It can be hard to get a culture implemented as a first-year head coach, and that is something that WVU football head coach Rich Rodriguez is struggling with right now.
It's been 17 years before this season since Rodriguez coached at WVU, and with his return has come a roster overhaul the need to implement his brand of locker room culture, which he often refers to as "hard edge." When asked on Tuesday during his weekly press conference if any miscalculations were made in regards to the implementation of the right culture, Rodriguez fully opened up and admitted that might be the case.
"That's probably a deep introspection that I probably did have a little bit. I still think you've got to have something that you build your program around and it's got to be the message from day one," Rodriguez said.
"My expectation was probably higher, or I thought it would happen faster than it did. You know what I mean? I think maybe after the Pitt game I thought, well I was there, but it really wasn't. It's there to some degree, but not ingrained in everything in the program like it needs to be. And I'm not just talking about "hard edge." But like, when it's truly the culture that we want and need and will have, you won't have one player loafing or one player taking a play off or one player being soft at any time."

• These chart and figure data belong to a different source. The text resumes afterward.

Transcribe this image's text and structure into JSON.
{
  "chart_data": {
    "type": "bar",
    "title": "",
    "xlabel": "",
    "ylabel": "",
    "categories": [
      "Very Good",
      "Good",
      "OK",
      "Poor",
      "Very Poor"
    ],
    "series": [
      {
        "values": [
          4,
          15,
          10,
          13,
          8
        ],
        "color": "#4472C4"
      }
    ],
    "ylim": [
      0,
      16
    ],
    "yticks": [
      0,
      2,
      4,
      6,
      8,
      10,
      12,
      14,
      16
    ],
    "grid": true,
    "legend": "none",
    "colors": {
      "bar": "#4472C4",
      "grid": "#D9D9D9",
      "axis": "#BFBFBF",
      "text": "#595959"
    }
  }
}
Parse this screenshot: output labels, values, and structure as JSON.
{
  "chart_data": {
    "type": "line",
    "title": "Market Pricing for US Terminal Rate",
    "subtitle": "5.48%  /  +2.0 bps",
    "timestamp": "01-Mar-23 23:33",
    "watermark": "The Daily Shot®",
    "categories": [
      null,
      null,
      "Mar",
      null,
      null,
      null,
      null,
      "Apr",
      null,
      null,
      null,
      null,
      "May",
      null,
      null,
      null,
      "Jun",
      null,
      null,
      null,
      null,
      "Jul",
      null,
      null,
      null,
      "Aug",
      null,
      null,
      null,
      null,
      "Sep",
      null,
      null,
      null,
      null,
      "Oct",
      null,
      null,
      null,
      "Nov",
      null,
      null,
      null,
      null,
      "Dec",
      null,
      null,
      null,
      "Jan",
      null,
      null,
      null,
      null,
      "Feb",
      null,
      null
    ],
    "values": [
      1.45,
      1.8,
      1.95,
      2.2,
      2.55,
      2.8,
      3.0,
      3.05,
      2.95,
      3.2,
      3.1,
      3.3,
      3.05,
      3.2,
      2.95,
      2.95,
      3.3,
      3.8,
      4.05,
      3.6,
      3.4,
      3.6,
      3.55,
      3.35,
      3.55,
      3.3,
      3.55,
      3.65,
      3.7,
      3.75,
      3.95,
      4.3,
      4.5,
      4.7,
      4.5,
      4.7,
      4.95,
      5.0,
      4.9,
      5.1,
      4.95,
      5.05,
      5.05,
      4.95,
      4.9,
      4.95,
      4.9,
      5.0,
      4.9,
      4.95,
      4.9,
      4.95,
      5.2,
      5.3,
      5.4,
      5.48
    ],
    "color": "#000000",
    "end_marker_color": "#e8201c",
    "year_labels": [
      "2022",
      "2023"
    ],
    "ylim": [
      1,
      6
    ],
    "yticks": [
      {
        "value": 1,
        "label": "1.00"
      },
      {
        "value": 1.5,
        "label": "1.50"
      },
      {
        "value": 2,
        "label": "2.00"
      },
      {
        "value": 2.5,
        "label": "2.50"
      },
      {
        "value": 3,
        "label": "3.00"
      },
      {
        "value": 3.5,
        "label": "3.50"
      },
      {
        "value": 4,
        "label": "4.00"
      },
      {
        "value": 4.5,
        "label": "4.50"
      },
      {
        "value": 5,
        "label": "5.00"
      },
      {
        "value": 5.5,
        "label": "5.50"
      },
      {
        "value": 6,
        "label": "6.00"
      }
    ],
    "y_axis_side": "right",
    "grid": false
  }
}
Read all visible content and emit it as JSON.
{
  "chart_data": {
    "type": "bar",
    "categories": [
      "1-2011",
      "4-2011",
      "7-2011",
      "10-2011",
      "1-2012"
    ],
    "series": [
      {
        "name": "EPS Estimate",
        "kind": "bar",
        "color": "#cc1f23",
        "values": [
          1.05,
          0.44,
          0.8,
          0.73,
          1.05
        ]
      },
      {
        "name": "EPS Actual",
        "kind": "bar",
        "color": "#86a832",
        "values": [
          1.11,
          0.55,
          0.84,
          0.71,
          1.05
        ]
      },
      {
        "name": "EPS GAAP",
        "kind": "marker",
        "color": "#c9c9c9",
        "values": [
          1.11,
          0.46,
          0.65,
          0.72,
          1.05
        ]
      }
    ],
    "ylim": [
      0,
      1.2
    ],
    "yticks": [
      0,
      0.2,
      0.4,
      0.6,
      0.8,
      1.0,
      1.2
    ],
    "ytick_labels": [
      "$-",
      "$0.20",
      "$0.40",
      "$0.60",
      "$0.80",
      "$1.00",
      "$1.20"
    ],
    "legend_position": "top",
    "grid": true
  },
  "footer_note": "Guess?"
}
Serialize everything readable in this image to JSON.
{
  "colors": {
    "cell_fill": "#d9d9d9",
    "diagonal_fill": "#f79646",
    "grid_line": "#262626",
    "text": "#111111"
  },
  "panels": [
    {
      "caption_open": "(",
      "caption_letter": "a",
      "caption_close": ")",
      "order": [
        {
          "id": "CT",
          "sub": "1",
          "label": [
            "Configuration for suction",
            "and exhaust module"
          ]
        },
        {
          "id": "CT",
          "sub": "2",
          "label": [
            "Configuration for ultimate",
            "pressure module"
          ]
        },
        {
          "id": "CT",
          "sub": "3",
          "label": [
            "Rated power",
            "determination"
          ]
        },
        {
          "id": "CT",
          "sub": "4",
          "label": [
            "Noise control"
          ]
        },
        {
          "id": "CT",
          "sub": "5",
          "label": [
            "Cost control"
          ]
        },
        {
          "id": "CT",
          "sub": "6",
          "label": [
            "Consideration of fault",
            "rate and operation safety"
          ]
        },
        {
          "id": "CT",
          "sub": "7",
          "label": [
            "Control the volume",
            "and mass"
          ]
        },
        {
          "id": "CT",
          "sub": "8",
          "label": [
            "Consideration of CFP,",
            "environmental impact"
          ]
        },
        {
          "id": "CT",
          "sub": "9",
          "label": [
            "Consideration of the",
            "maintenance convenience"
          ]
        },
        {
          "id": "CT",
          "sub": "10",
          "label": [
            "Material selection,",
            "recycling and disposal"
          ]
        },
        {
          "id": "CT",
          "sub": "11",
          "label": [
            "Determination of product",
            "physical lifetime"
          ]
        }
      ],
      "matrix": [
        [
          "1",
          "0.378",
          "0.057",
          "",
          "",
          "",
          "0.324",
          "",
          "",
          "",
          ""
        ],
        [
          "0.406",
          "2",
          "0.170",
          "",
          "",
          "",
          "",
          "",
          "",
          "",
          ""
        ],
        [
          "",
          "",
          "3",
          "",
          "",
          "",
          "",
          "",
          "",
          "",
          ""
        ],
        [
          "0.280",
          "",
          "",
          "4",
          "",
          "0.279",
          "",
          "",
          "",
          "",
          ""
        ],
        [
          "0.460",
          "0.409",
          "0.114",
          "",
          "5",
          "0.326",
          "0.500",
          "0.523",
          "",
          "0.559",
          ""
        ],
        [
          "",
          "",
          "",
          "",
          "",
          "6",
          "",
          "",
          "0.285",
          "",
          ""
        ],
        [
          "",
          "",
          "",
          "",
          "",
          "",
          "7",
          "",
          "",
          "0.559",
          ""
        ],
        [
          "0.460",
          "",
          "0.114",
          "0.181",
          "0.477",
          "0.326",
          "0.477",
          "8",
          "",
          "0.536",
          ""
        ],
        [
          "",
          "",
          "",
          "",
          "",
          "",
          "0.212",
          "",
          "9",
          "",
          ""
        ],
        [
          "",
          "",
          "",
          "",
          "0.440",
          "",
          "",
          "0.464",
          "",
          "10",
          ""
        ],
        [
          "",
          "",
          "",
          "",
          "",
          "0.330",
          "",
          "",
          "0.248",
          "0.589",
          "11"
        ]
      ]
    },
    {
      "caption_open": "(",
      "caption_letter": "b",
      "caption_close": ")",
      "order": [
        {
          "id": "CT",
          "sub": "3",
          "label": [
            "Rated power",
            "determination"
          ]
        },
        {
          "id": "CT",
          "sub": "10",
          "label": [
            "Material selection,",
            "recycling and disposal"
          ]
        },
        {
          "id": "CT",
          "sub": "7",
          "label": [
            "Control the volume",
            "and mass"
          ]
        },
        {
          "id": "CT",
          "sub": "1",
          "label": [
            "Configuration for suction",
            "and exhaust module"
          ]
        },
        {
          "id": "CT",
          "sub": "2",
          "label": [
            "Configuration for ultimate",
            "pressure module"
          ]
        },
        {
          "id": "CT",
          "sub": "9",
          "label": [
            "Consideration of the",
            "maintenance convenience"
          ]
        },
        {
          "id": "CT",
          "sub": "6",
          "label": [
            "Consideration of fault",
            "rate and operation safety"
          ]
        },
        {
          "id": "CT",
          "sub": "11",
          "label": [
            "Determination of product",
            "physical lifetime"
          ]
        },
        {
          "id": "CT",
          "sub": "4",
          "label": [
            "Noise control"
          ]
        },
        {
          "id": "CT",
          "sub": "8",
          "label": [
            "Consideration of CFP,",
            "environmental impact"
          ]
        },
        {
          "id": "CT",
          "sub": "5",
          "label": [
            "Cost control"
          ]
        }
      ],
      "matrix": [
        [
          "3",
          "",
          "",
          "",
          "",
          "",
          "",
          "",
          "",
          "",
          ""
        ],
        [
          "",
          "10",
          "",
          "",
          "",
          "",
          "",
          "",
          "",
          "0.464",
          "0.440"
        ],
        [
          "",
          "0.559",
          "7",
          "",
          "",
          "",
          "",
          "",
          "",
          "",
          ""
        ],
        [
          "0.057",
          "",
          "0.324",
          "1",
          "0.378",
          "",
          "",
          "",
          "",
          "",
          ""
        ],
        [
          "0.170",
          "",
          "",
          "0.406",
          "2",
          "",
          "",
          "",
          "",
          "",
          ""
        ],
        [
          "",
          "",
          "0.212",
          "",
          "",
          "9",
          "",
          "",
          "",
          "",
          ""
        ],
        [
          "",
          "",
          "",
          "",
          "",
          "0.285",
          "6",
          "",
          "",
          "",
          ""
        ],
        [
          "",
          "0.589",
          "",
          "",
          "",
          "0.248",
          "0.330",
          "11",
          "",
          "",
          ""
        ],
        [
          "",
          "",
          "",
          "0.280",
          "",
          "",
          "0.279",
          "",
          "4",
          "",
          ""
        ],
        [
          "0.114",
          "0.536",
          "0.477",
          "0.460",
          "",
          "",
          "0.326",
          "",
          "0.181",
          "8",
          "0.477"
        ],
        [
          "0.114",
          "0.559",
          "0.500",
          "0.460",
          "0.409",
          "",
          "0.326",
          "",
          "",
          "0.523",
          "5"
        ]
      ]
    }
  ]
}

Defensive coordinator Zac Alley also spoke on the same subject when asked Tuesday, and he attributed some of the struggles to a combination of the amount of new players on the roster that have never been under this system before, as well as previous coaching influences they've had.
It can be hard to get players to be bought in to a culture when they've experienced different systems at different programs and now they're in a new one for the first year. He also understands that the task of getting the culture right is more difficult after the slow start to the season.
"I do feel that. You just watch the amount of loafs and things happening in the [UCF] game, I called it out right on the first series," Alley said. "When you replace 71 guys, no one has been around us for an extended period of time...you're trying to create buy-in from those guys all the time, and obviously losing doesn't help that. The key for us is how can we continue to hold thing to a standard of how we're going to do what we do."
Rodriguez had taken accountability for many of the program issues already in the same press conference, and earlier in the week spoke on his radio show about the team's lack of intensity and lack of identity being issues. He reiterated that he and his staff have failed in their job to get that aspect right, and it's a top priority to get it fixed.
"That's probably the most disappointing thing that we have to get corrected as coaches, is that how we played in that [UCF] game effort wise and competitive wise...it can't ever happen again. I think it was a little my expectations that we could teach it, I thought we could teach it better, and we haven't. We failed as coaches to get that."